Skin microbiota-host interactions

Abstract

The skin is a complex and dynamic ecosystem that is inhabited by bacteria, archaea, fungi and viruses. These microbes-collectively referred to as the skin microbiota-are fundamental to skin physiology and immunity. Interactions between skin microbes and the host can fall anywhere along the continuum between mutualism and pathogenicity. In this Review, we highlight how host-microbe interactions depend heavily on context, including the state of immune activation, host genetic predisposition, barrier status, microbe localization, and microbe-microbe interactions. We focus on how context shapes the complex dialogue between skin microbes and the host, and the consequences of this dialogue for health and disease.

Figure 1. Crosstalk between skin microbiota and the host

a, Diverse microbes (viruses, fungi and bacteria) cover the skin surface and associated structures (hair follicles, sebaceous glands and sweat glands), possibly forming biofilms at some sites. These microbes metabolize host proteins and lipids and produce bioactive molecules, such as free fatty acids, AMPs, phenol-soluble modulins (PSMs), cell wall components, and antibiotics^,. These products act on other microbes to inhibit pathogen invasion, on the host epithelium to stimulate keratinocyte-derived immune mediators such as complement and IL-1, and on immune cells in the epidermis and dermis. In turn, host products and immune cell activity influence microbial composition on the skin. b, The skin differs from the gut in its physical and chemical properties. The skin is a dry, acidic, lipid-rich, high-salt environment without exogenous nutrient sources, and therefore has low microbial biomass. By contrast, the gut is moist and has abundant nutrients and a thick layer of mucin^,, enabling it to support much greater microbial biomass.
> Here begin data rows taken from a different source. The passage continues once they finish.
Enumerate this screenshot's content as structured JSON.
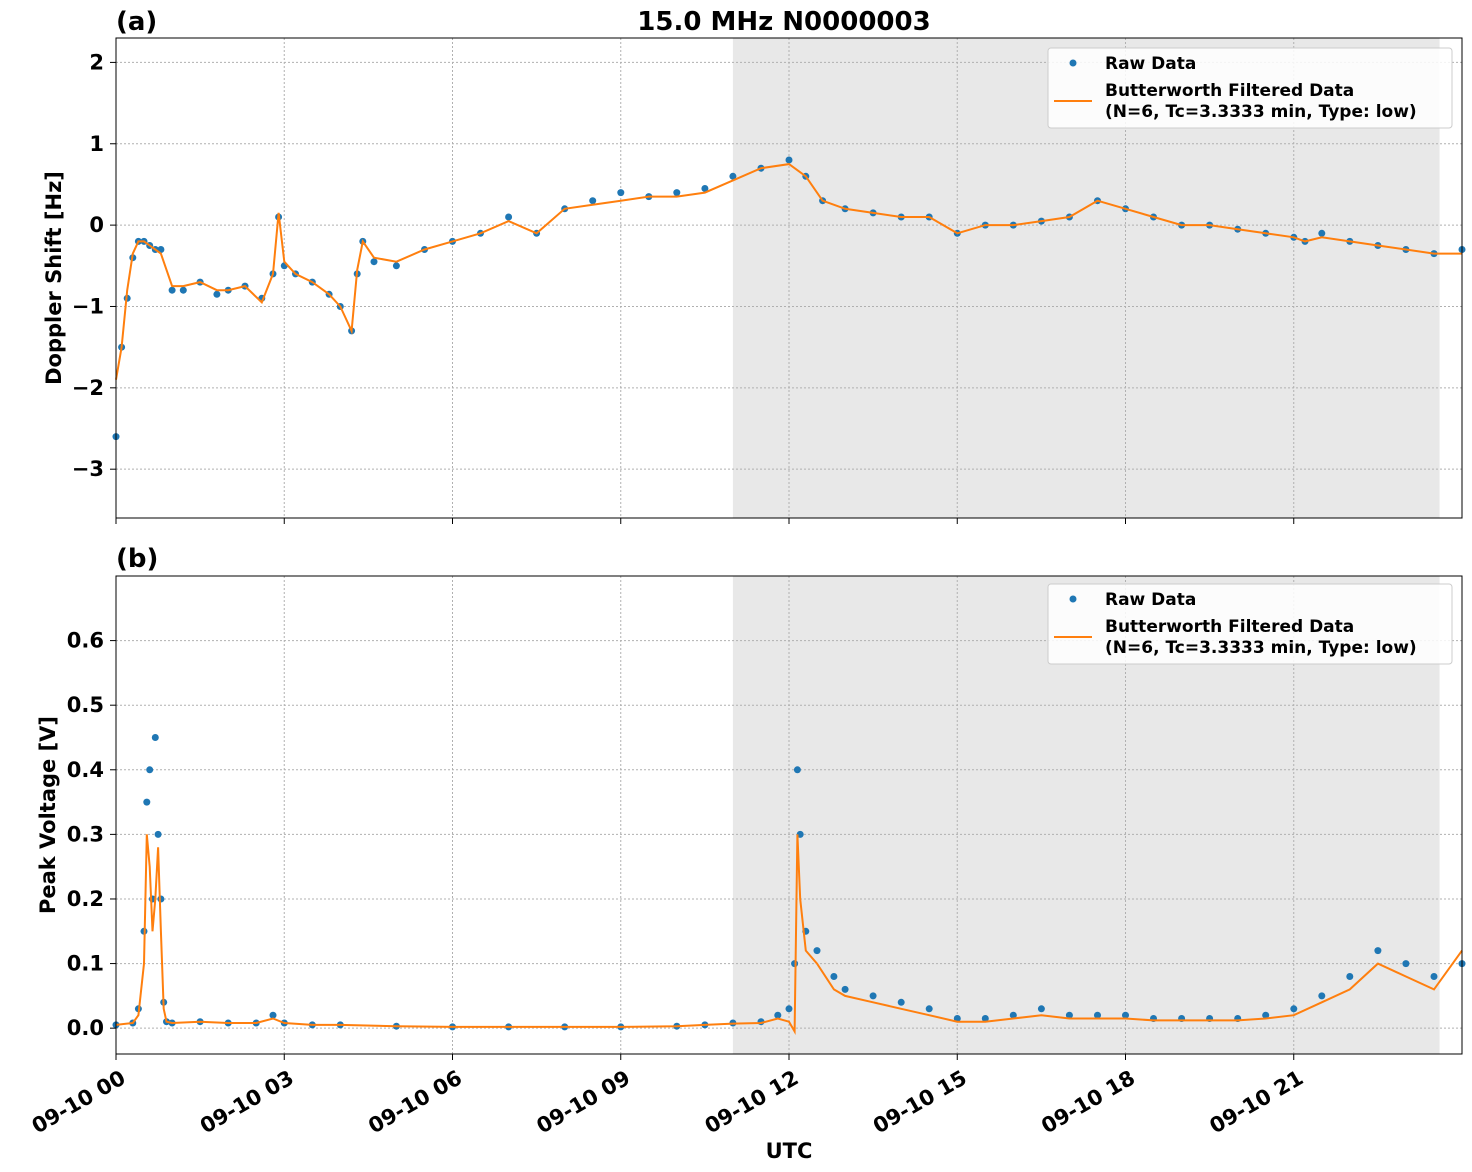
{
  "figure": {
    "title": "15.0 MHz N0000003",
    "xlabel": "UTC",
    "x_tick_labels": [
      "09-10 00",
      "09-10 03",
      "09-10 06",
      "09-10 09",
      "09-10 12",
      "09-10 15",
      "09-10 18",
      "09-10 21"
    ]
  },
  "colors": {
    "raw": "#1f77b4",
    "filtered": "#ff7f0e",
    "shade": "#e8e8e8"
  },
  "legend": {
    "raw": "Raw Data",
    "filtered_line1": "Butterworth Filtered Data",
    "filtered_line2": "(N=6, Tc=3.3333 min, Type: low)"
  },
  "chart_data": [
    {
      "type": "scatter",
      "panel_label": "(a)",
      "ylabel": "Doppler Shift [Hz]",
      "x_unit": "hours UTC on 09-10",
      "xlim": [
        0,
        24
      ],
      "ylim": [
        -3.6,
        2.3
      ],
      "y_ticks": [
        2,
        1,
        0,
        -1,
        -2,
        -3
      ],
      "y_tick_labels": [
        "2",
        "1",
        "0",
        "−1",
        "−2",
        "−3"
      ],
      "grid": true,
      "legend_position": "top-right",
      "shaded_x_range": [
        11.0,
        23.6
      ],
      "series": [
        {
          "name": "Raw Data",
          "style": "points",
          "x": [
            0.0,
            0.1,
            0.2,
            0.3,
            0.4,
            0.5,
            0.6,
            0.7,
            0.8,
            1.0,
            1.2,
            1.5,
            1.8,
            2.0,
            2.3,
            2.6,
            2.8,
            2.9,
            3.0,
            3.2,
            3.5,
            3.8,
            4.0,
            4.2,
            4.3,
            4.4,
            4.6,
            5.0,
            5.5,
            6.0,
            6.5,
            7.0,
            7.5,
            8.0,
            8.5,
            9.0,
            9.5,
            10.0,
            10.5,
            11.0,
            11.5,
            12.0,
            12.3,
            12.6,
            13.0,
            13.5,
            14.0,
            14.5,
            15.0,
            15.5,
            16.0,
            16.5,
            17.0,
            17.5,
            18.0,
            18.5,
            19.0,
            19.5,
            20.0,
            20.5,
            21.0,
            21.2,
            21.5,
            22.0,
            22.5,
            23.0,
            23.5,
            24.0
          ],
          "y": [
            -2.6,
            -1.5,
            -0.9,
            -0.4,
            -0.2,
            -0.2,
            -0.25,
            -0.3,
            -0.3,
            -0.8,
            -0.8,
            -0.7,
            -0.85,
            -0.8,
            -0.75,
            -0.9,
            -0.6,
            0.1,
            -0.5,
            -0.6,
            -0.7,
            -0.85,
            -1.0,
            -1.3,
            -0.6,
            -0.2,
            -0.45,
            -0.5,
            -0.3,
            -0.2,
            -0.1,
            0.1,
            -0.1,
            0.2,
            0.3,
            0.4,
            0.35,
            0.4,
            0.45,
            0.6,
            0.7,
            0.8,
            0.6,
            0.3,
            0.2,
            0.15,
            0.1,
            0.1,
            -0.1,
            0.0,
            0.0,
            0.05,
            0.1,
            0.3,
            0.2,
            0.1,
            0.0,
            0.0,
            -0.05,
            -0.1,
            -0.15,
            -0.2,
            -0.1,
            -0.2,
            -0.25,
            -0.3,
            -0.35,
            -0.3
          ]
        },
        {
          "name": "Butterworth Filtered Data",
          "style": "line",
          "x": [
            0.0,
            0.1,
            0.2,
            0.3,
            0.4,
            0.5,
            0.6,
            0.7,
            0.8,
            1.0,
            1.2,
            1.5,
            1.8,
            2.0,
            2.3,
            2.6,
            2.8,
            2.9,
            3.0,
            3.2,
            3.5,
            3.8,
            4.0,
            4.2,
            4.3,
            4.4,
            4.6,
            5.0,
            5.5,
            6.0,
            6.5,
            7.0,
            7.5,
            8.0,
            8.5,
            9.0,
            9.5,
            10.0,
            10.5,
            11.0,
            11.5,
            12.0,
            12.3,
            12.6,
            13.0,
            13.5,
            14.0,
            14.5,
            15.0,
            15.5,
            16.0,
            16.5,
            17.0,
            17.5,
            18.0,
            18.5,
            19.0,
            19.5,
            20.0,
            20.5,
            21.0,
            21.2,
            21.5,
            22.0,
            22.5,
            23.0,
            23.5,
            24.0
          ],
          "y": [
            -1.9,
            -1.5,
            -0.8,
            -0.35,
            -0.2,
            -0.2,
            -0.25,
            -0.3,
            -0.35,
            -0.75,
            -0.75,
            -0.7,
            -0.8,
            -0.8,
            -0.75,
            -0.95,
            -0.6,
            0.15,
            -0.45,
            -0.6,
            -0.7,
            -0.85,
            -1.0,
            -1.3,
            -0.55,
            -0.2,
            -0.4,
            -0.45,
            -0.3,
            -0.2,
            -0.1,
            0.05,
            -0.1,
            0.2,
            0.25,
            0.3,
            0.35,
            0.35,
            0.4,
            0.55,
            0.7,
            0.75,
            0.6,
            0.3,
            0.2,
            0.15,
            0.1,
            0.1,
            -0.1,
            0.0,
            0.0,
            0.05,
            0.1,
            0.3,
            0.2,
            0.1,
            0.0,
            0.0,
            -0.05,
            -0.1,
            -0.15,
            -0.2,
            -0.15,
            -0.2,
            -0.25,
            -0.3,
            -0.35,
            -0.35
          ]
        }
      ]
    },
    {
      "type": "scatter",
      "panel_label": "(b)",
      "ylabel": "Peak Voltage [V]",
      "x_unit": "hours UTC on 09-10",
      "xlim": [
        0,
        24
      ],
      "ylim": [
        -0.04,
        0.7
      ],
      "y_ticks": [
        0.0,
        0.1,
        0.2,
        0.3,
        0.4,
        0.5,
        0.6
      ],
      "y_tick_labels": [
        "0.0",
        "0.1",
        "0.2",
        "0.3",
        "0.4",
        "0.5",
        "0.6"
      ],
      "grid": true,
      "legend_position": "top-right",
      "shaded_x_range": [
        11.0,
        23.6
      ],
      "series": [
        {
          "name": "Raw Data",
          "style": "points",
          "x": [
            0.0,
            0.3,
            0.4,
            0.5,
            0.55,
            0.6,
            0.65,
            0.7,
            0.75,
            0.8,
            0.85,
            0.9,
            1.0,
            1.5,
            2.0,
            2.5,
            2.8,
            3.0,
            3.5,
            4.0,
            5.0,
            6.0,
            7.0,
            8.0,
            9.0,
            10.0,
            10.5,
            11.0,
            11.5,
            11.8,
            12.0,
            12.1,
            12.15,
            12.2,
            12.3,
            12.5,
            12.8,
            13.0,
            13.5,
            14.0,
            14.5,
            15.0,
            15.5,
            16.0,
            16.5,
            17.0,
            17.5,
            18.0,
            18.5,
            19.0,
            19.5,
            20.0,
            20.5,
            21.0,
            21.5,
            22.0,
            22.5,
            23.0,
            23.5,
            24.0
          ],
          "y": [
            0.005,
            0.008,
            0.03,
            0.15,
            0.35,
            0.4,
            0.2,
            0.45,
            0.3,
            0.2,
            0.04,
            0.01,
            0.008,
            0.01,
            0.008,
            0.008,
            0.02,
            0.008,
            0.005,
            0.005,
            0.003,
            0.002,
            0.002,
            0.002,
            0.002,
            0.003,
            0.005,
            0.008,
            0.01,
            0.02,
            0.03,
            0.1,
            0.4,
            0.3,
            0.15,
            0.12,
            0.08,
            0.06,
            0.05,
            0.04,
            0.03,
            0.015,
            0.015,
            0.02,
            0.03,
            0.02,
            0.02,
            0.02,
            0.015,
            0.015,
            0.015,
            0.015,
            0.02,
            0.03,
            0.05,
            0.08,
            0.12,
            0.1,
            0.08,
            0.1
          ]
        },
        {
          "name": "Butterworth Filtered Data",
          "style": "line",
          "x": [
            0.0,
            0.3,
            0.4,
            0.5,
            0.55,
            0.6,
            0.65,
            0.7,
            0.75,
            0.8,
            0.85,
            0.9,
            1.0,
            1.5,
            2.0,
            2.5,
            2.8,
            3.0,
            3.5,
            4.0,
            5.0,
            6.0,
            7.0,
            8.0,
            9.0,
            10.0,
            10.5,
            11.0,
            11.5,
            11.8,
            12.0,
            12.1,
            12.15,
            12.2,
            12.3,
            12.5,
            12.8,
            13.0,
            13.5,
            14.0,
            14.5,
            15.0,
            15.5,
            16.0,
            16.5,
            17.0,
            17.5,
            18.0,
            18.5,
            19.0,
            19.5,
            20.0,
            20.5,
            21.0,
            21.5,
            22.0,
            22.5,
            23.0,
            23.5,
            24.0
          ],
          "y": [
            0.005,
            0.008,
            0.02,
            0.1,
            0.3,
            0.25,
            0.15,
            0.2,
            0.28,
            0.15,
            0.03,
            0.01,
            0.008,
            0.01,
            0.008,
            0.008,
            0.015,
            0.008,
            0.005,
            0.005,
            0.003,
            0.002,
            0.002,
            0.002,
            0.002,
            0.003,
            0.005,
            0.007,
            0.008,
            0.015,
            0.01,
            -0.005,
            0.3,
            0.2,
            0.12,
            0.1,
            0.06,
            0.05,
            0.04,
            0.03,
            0.02,
            0.01,
            0.01,
            0.015,
            0.02,
            0.015,
            0.015,
            0.015,
            0.012,
            0.012,
            0.012,
            0.012,
            0.015,
            0.02,
            0.04,
            0.06,
            0.1,
            0.08,
            0.06,
            0.12
          ]
        }
      ]
    }
  ]
}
While hair follicles become more anaerobic deeper into the follicle, crypts become more aerobic closer to the epithelium^,. In addition, material within crypts regularly exchanges with material in the gut lumen, owing to peristalsis, whereas hair follicles have narrow openings filled with sebum and keratinocytic debris, making them more isolated.

Figure 2. Chemistry of the skin

The skin surface consists of a highly organized basketweave structure of keratinocytic proteins and lipids, which are produced by keratinocytes (epidermal lipids) and sebaceous glands (sebaceous lipids). Ceramides are unique to epidermal origin, whereas squalene and wax esters are unique to sebaceous origin, with variable composition under endocrine control. Other dominant skin lipids are cholesterol, triglycerides and free fatty acids (which are often microbial products). Some lipids, such as sphingosine and free fatty acids, demonstrate antimicrobial activity against bacteria, fungi, and viruses and may have immunomodulatory effects. Of keratinocytic proteins, more than 70% of the dry protein weight consists of loricrin, a glycine-rich protein that is thought to have important barrier properties.

Figure 3. Chemistry of microbial surfaces

Bacteria and fungi have diverse cell envelopes loaded with immunogenic molecules. Gram-negative bacteria (left) have two lipid bilayers separated by a peptidoglycan cell wall. The outer leaflet of the outer membrane is studded with an immunogenic lipoglycan called lipopolysaccharide (LPS), which has a lipid anchor and highly variable polysaccharide region called the O-antigen. In Escherichia coli, for example, 184 different O-antigen structures are known. Gram-positive bacteria (middle) lack an outer lipid bilayer but have a thicker peptidoglycan cell wall. Staphylococcus species have wall-bound and membrane-anchored teichoic acids, which are analogous to Gram-negative LPS, with a host-facing strain-specific branched polysaccharide. Corynebacterium and Mycobacterium species also have complex lipoglycans, called lipoarabinomannans. They also have a unique lipid outer layer made up of cell-wall-bound mycolic acids and other noncovalently bound glycolipids. Like Gram-positive bacteria, fungi (right) have only one lipid bilayer membrane. This is covered by a cell wall usually consisting of chitin and a β-D-glucan mesh. The outer layer of the fungal cell wall often contains heavily mannosylated proteins and sometimes a capsule of various polysaccharides. GlcNAc, N-acetylglucosamine.

Figure 4. Contextual pathogenicity

a, Microbes exhibit contextual pathogenicity along a spectrum. Host factors such as barrier breaches and immunosuppression bias microbes towards pathogenic behaviour, whereas homeostatic conditions bias them towards mutualistic behaviour. On the microbial side, virulence gene expression and microbe–microbe interactions can also push microbial behaviour to be mutualistic or pathogenic. In a mutualistic host–microbe relationship, the host provides nutrients, while the microbe promotes epithelial and immune homeostasis as well as pathogen resistance through microbial products and occupation of metabolic niches. In a pathogenic relationship, the microbe invades past the epithelium, causing inflammation, and sometimes also benefiting from a host inflammatory response. b, Both S. epidermidis and S. aureus are examples of contextual pathogenicity; S. epidermidis is biased towards mutualistic behaviour whereas S. aureus displays more pathogenic character.